An Arkansas man pleaded guilty Thursday to charges he plotted to kill then-Sen. Barack Obama and dozens of other black people in 2008.

Paul Schlesselman, 19, of Arkansas, pleaded guilty to one count of conspiracy, one count of threatening to kill and harm a presidential candidate and one count of possessing a firearm in furtherance of a crime of violence.

He faces up to 10 years in prison when he is sentenced in April.

A co-defendant, Daniel Cowart, 21, of Tennesse, remains in custody.

Authorities have described the two as white supremacist skinheads who hatched a plot for a cross-country robbery and killing spree that was to culminate with an attack on Obama, who was then a candidate for president.

They were arrested in October 2008 and have been held without bond since.

"Despite great civil rights progress, hate-fueled violence remains all too common in our country, as illustrated by this unthinkable conspiracy," Thomas E. Perez, assistant attorney general for the Civil Rights Division in the Justice Department, said in a statement.

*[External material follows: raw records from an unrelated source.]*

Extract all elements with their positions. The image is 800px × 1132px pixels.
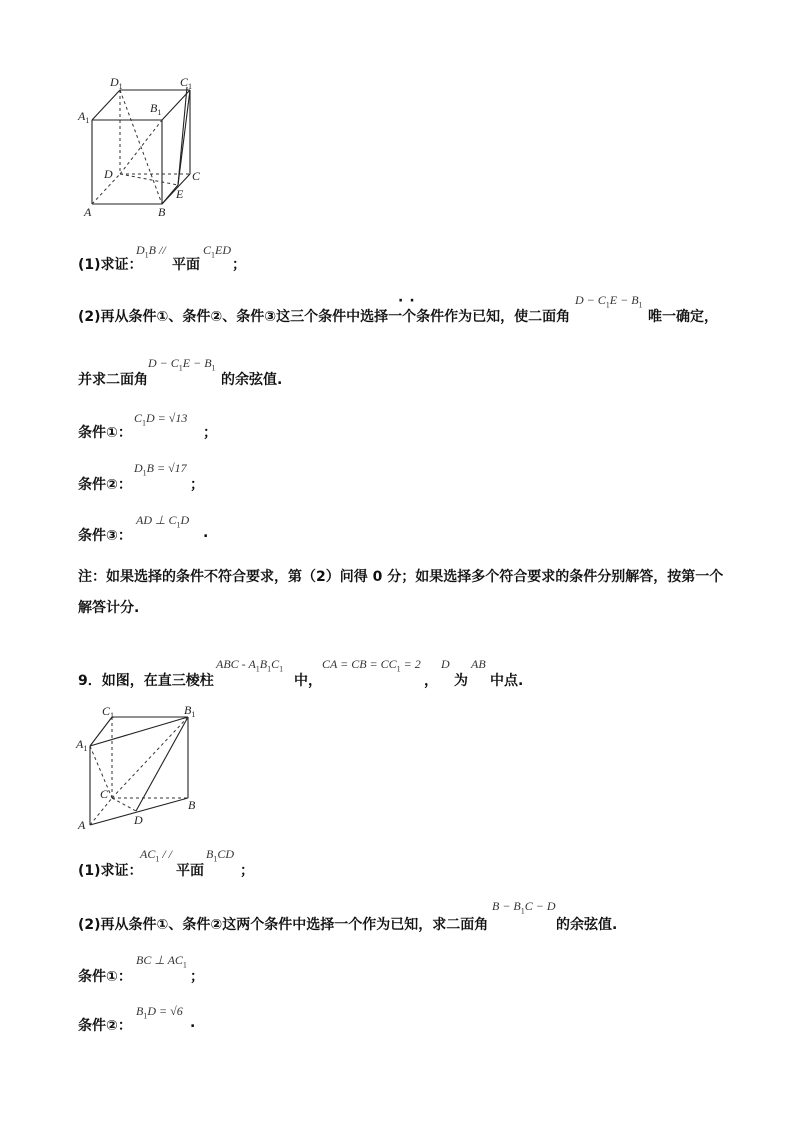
label-d: D [134,813,143,827]
label-c: C [100,787,109,801]
label-c1: $C_1$ [180,75,193,91]
label-b: B [188,798,196,812]
q8-part2-label: (2)再从条件①、条件②、条件③这三个条件中选择一个条件作为已知，使二面角 [78,309,571,325]
label-b: B [158,205,166,219]
emphasis-dots: ·· [398,293,421,309]
label-a: A [78,818,86,832]
q9-ab-math: AB [471,657,486,671]
q8-part1-end: ； [232,257,246,273]
cube-figure [72,70,212,220]
q8-part1-plane: 平面 [172,257,200,273]
q9-intro-b: 中， [294,673,322,689]
q9-part1-math: $AC_1$ / / [140,847,173,864]
label-d1: $D_1$ [110,75,123,91]
q9-part1-label: (1)求证： [78,863,143,879]
label-c1: $C_1$ [102,704,115,720]
q8-part2-end: 唯一确定， [648,309,718,325]
q9-part1-end: ； [240,863,254,879]
q9-intro [78,670,214,690]
q8-cond3-math: AD ⊥ $C_1D$ [136,513,190,530]
q8-part1-math-c: $C_1ED$ [203,243,232,260]
label-c: C [192,169,201,183]
label-d: D [104,167,113,181]
label-b1: $B_1$ [184,703,196,719]
q9-part1-plane: 平面 [176,863,204,879]
q8-part1-math-a: $D_1B$ // [136,243,166,260]
prism-figure [72,700,212,835]
label-b1: $B_1$ [150,101,162,117]
label-a1: $A_1$ [78,109,90,125]
q8-note-cont: 解答计分. [78,600,140,616]
q9-part2-end: 的余弦值. [556,917,618,933]
q9-part1-math-c: $B_1CD$ [206,847,235,864]
q9-cond2-end: . [190,1015,196,1031]
q9-intro-c: ， [424,673,438,689]
q9-eq-math: CA = CB = $CC_1 = 2$ [322,657,421,674]
q8-cond2-label: 条件②： [78,477,132,493]
q8-cond2-math: $D_1B = √17$ [134,461,187,478]
q9-cond2-math: $B_1D = √6$ [136,1004,183,1021]
q8-cond1-label: 条件①： [78,425,132,441]
q8-cond1-math: $C_1D = √13$ [134,411,188,428]
q8-part2-cont: 并求二面角 [78,372,148,388]
q9-cond1-label: 条件①： [78,969,132,985]
q9-cond1-math: BC ⊥ $AC_1$ [136,953,187,970]
q8-cond1-end: ； [203,425,217,441]
q8-cond2-end: ； [190,477,204,493]
q9-cond1-end: ； [190,969,204,985]
label-e: E [176,187,184,201]
q9-intro-e: 中点. [490,673,524,689]
q8-part2-math: $D - C_1E - B_1$ [575,293,643,310]
label-a: A [84,205,92,219]
q8-part1-label: (1)求证： [78,257,143,273]
q9-intro-a: 9．如图，在直三棱柱 [78,673,214,689]
label-a1: $A_1$ [76,737,88,753]
q8-cond3-label: 条件③： [78,528,132,544]
q9-part2-math: $B - B_1C - D$ [492,899,556,916]
q8-part2-cont-math: $D - C_1E - B_1$ [148,356,216,373]
q8-part2-cont-end: 的余弦值. [221,372,283,388]
q9-part2-label: (2)再从条件①、条件②这两个条件中选择一个作为已知，求二面角 [78,917,489,933]
q8-note: 注：如果选择的条件不符合要求，第（2）问得 0 分；如果选择多个符合要求的条件分别解答，按第一个 [78,569,724,585]
q9-d-math: D [441,657,450,671]
q8-cond3-end: . [203,525,209,541]
q9-cond2-label: 条件②： [78,1018,132,1034]
q9-intro-d: 为 [454,673,468,689]
q9-prism-math: ABC - $A_1B_1C_1$ [216,657,284,674]
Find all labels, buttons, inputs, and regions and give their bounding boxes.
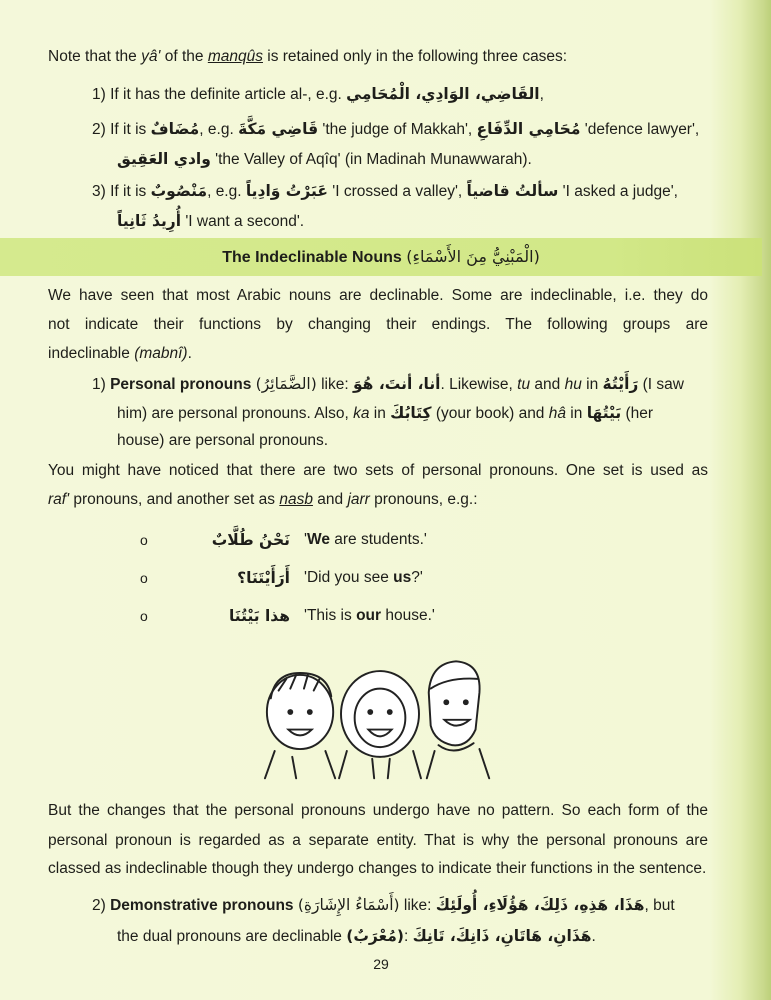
example-2 — [140, 568, 423, 588]
para1-line2: not indicate their functions by changing their endings. The following groups are — [48, 316, 708, 333]
page-number: 29 — [373, 956, 389, 972]
section-heading: The Indeclinable Nouns (الْمَبْنِيُّ مِنَ الأَسْمَاءِ) — [222, 247, 540, 266]
item1-line2: him) are personal pronouns. Also, ka in كِتَابُكَ (your book) and hâ in بَيْتُهَا (her — [117, 404, 654, 422]
example-1 — [140, 530, 427, 550]
case-3: 3) If it is مَنْصُوبٌ, e.g. عَبَرْتُ وَادِياً 'I crossed a valley', سألتُ قاضياً 'I asked a judge', — [92, 182, 678, 200]
item2-line2: the dual pronouns are declinable (مُعْرَبٌ): هَذَانِ، هَاتَانِ، ذَانِكَ، تَانِكَ. — [117, 927, 596, 945]
case-2: 2) If it is مُضَافٌ, e.g. قَاضِي مَكَّةَ 'the judge of Makkah', مُحَامِي الدِّفَاعِ 'defence lawyer', — [92, 120, 700, 138]
example-gloss: 'Did you see us?' — [304, 569, 423, 586]
example-gloss: 'This is our house.' — [304, 607, 435, 624]
para1-line3: indeclinable (mabnî). — [48, 345, 192, 362]
item1-line3: house) are personal pronouns. — [117, 432, 329, 449]
case-2-cont: وادي العَقِيق 'the Valley of Aqîq' (in Madinah Munawwarah). — [117, 150, 532, 168]
bullet: o — [140, 570, 148, 586]
para2-line1: You might have noticed that there are two sets of personal pronouns. One set is used as — [48, 462, 708, 479]
students-illustration — [250, 634, 510, 790]
example-gloss: 'We are students.' — [304, 531, 427, 548]
para3-line3: classed as indeclinable though they undergo changes to indicate their functions in the sentence. — [48, 860, 707, 877]
bullet: o — [140, 608, 148, 624]
example-3 — [140, 606, 435, 626]
example-arabic: أَرَأَيْتَنَا؟ — [237, 569, 290, 587]
case-1: 1) If it has the definite article al-, e.g. القَاضِي، الوَادِي، الْمُحَامِي, — [92, 85, 544, 103]
example-arabic: هذا بَيْتُنَا — [228, 607, 290, 625]
para3-line1: But the changes that the personal pronouns undergo have no pattern. So each form of the — [48, 802, 708, 819]
para1-line1: We have seen that most Arabic nouns are declinable. Some are indeclinable, i.e. they do — [48, 287, 708, 304]
para2-line2: raf' pronouns, and another set as nasb and jarr pronouns, e.g.: — [48, 491, 478, 508]
boy-left-figure — [265, 673, 335, 778]
section-heading-band — [0, 238, 762, 276]
item1-line1: 1) Personal pronouns (الضَّمَائِرُ) like: أنا، أنتَ، هُوَ. Likewise, tu and hu in رَأَيْتُهُ (I saw — [92, 375, 684, 393]
item2-line1: 2) Demonstrative pronouns (أَسْمَاءُ الإِشَارَةِ) like: هَذَا، هَذِهِ، ذَلِكَ، هَؤُلَاءِ، أُولَئِكَ, but — [92, 896, 675, 914]
para3-line2: personal pronoun is regarded as a separate entity. That is why the personal pronouns are — [48, 832, 708, 849]
case-3-cont: أُرِيدُ ثَانِياً 'I want a second'. — [117, 212, 305, 230]
boy-right-figure — [427, 661, 489, 778]
example-arabic: نَحْنُ طُلَّابٌ — [211, 531, 290, 549]
girl-hijab-figure — [339, 671, 421, 778]
bullet: o — [140, 532, 148, 548]
intro-line: Note that the yâ' of the manqûs is retained only in the following three cases: — [48, 48, 568, 65]
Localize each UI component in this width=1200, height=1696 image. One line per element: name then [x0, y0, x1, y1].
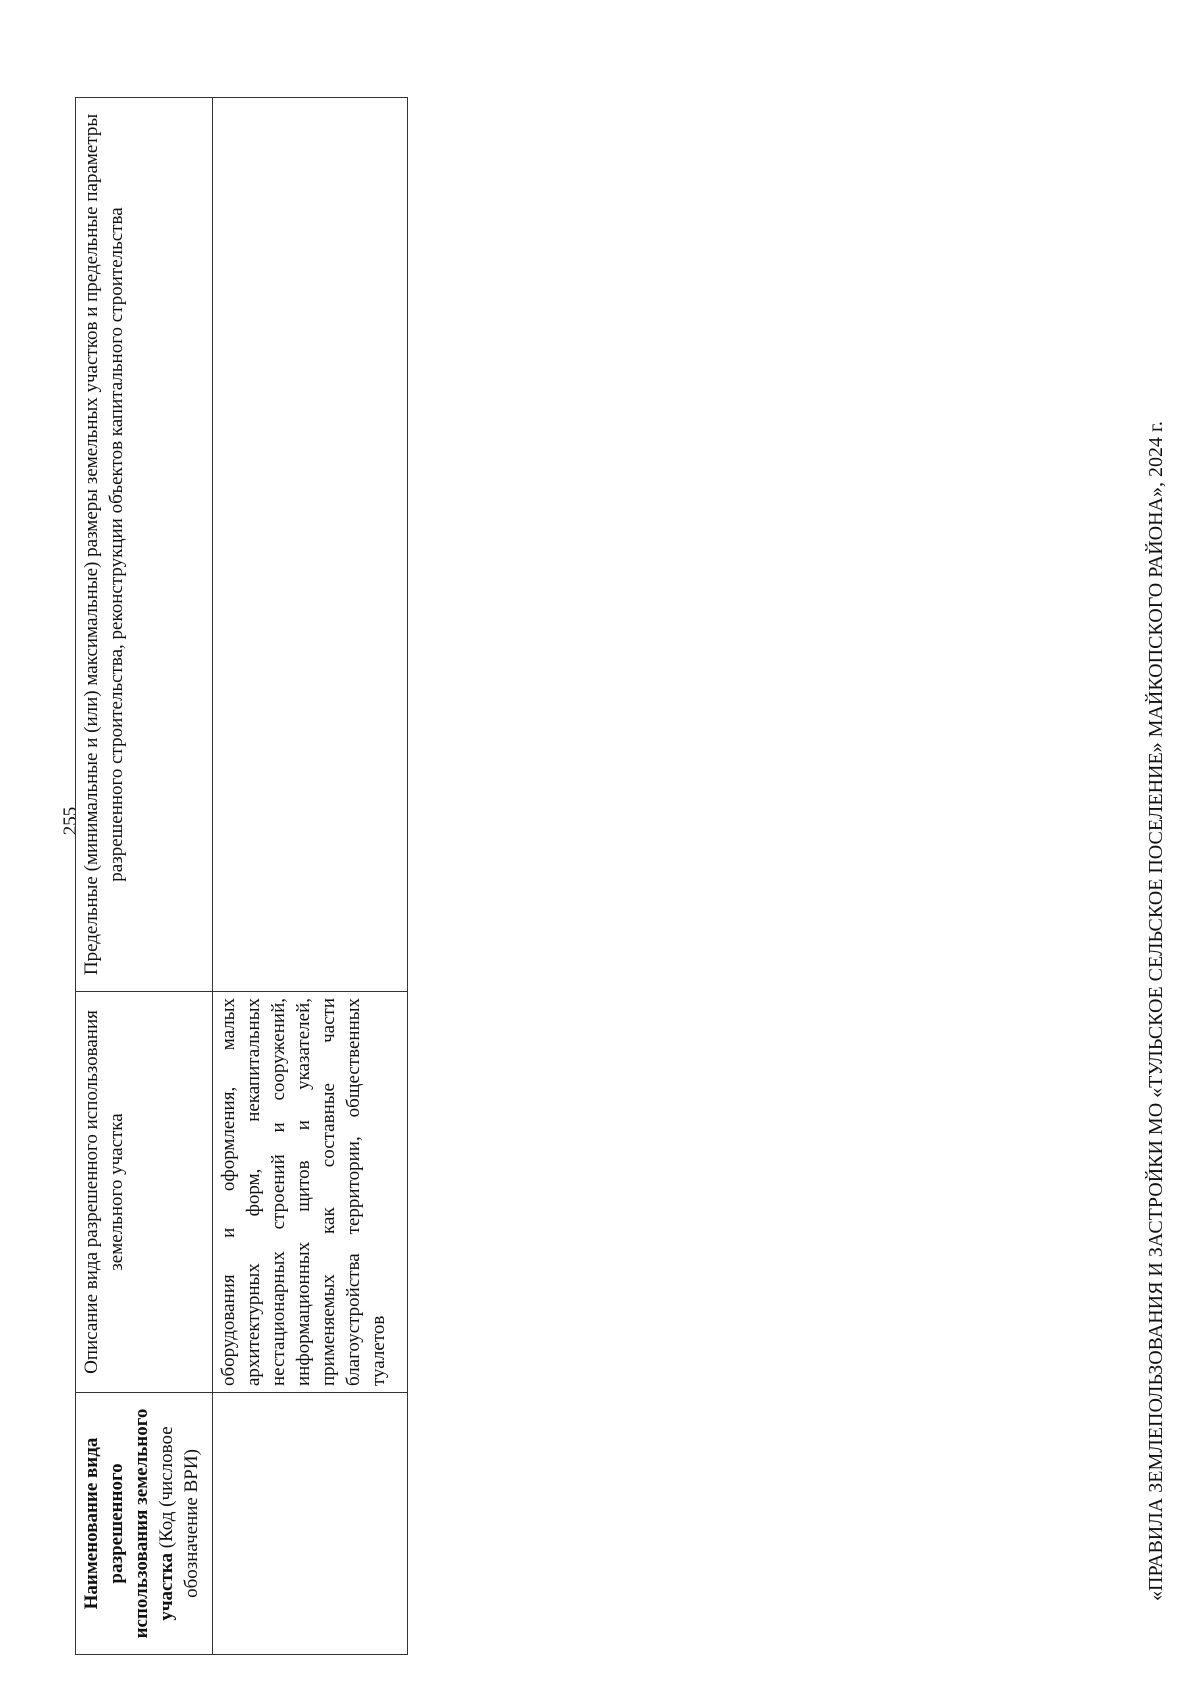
table-header-row [76, 98, 213, 1655]
header-name-code: (Код (числовое обозначение ВРИ) [156, 1426, 202, 1598]
page-number: 255 [60, 806, 81, 836]
header-permitted-use-description: Описание вида разрешенного использования земельного участка [76, 992, 213, 1393]
header-name-bold: Наименование вида разрешенного использования земельного участка [81, 1408, 177, 1639]
cell-limit-parameters [213, 98, 408, 992]
cell-use-name [213, 1393, 408, 1655]
header-permitted-use-name [76, 1393, 213, 1655]
document-footer: «ПРАВИЛА ЗЕМЛЕПОЛЬЗОВАНИЯ И ЗАСТРОЙКИ МО «ТУЛЬСКОЕ СЕЛЬСКОЕ ПОСЕЛЕНИЕ» МАЙКОПСКОГО РАЙОНА», 2024 г. [1145, 421, 1167, 1601]
regulation-table [75, 97, 408, 1655]
cell-use-description [213, 992, 408, 1393]
table-row [213, 98, 408, 1655]
header-limit-parameters: Предельные (минимальные и (или) максимальные) размеры земельных участков и предельные параметры разрешенного строительства, реконструкции объектов капитального строительства [76, 98, 213, 992]
description-text: оборудования и оформления, малых архитектурных форм, некапитальных нестационарных строений и сооружений, информационных щитов и указателей, применяемых как составные части благоустройства территории, общественных туалетов [218, 998, 389, 1386]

An after hours message left with the federal public defenders office, who represented Schlesselman, was not immediately returned Thursday evening.

Authorities have said that although the two had enough guns to create carnage, they never got close to carrying out their plans.

When arrested, Cowart and Schlesselman were staying with Cowart's grandparents in rural northwest Tennessee. Much of the government's evidence against the two was seized by sheriff's deputies from the grandparents' home. Items seized from the home included a sawed-off shotgun, a high-powered rifle, a handgun and several swords and knives.

Federal investigators have said the two gave statements about their plans, which included shooting at Obama from a speeding car while wearing white tuxedoes and top hats.

Prosecutors have said investigators were looking for Schlesselman and Cowart on a tip from an informant when the two drove up to the home of Cowart's grandfather in a car emblazoned with a large swastika on the hood and the slogan "Honk if you love Hitler" on the back.

Authorities say Cowart and Schlesselman met over the Internet where they shared common white supremacist views.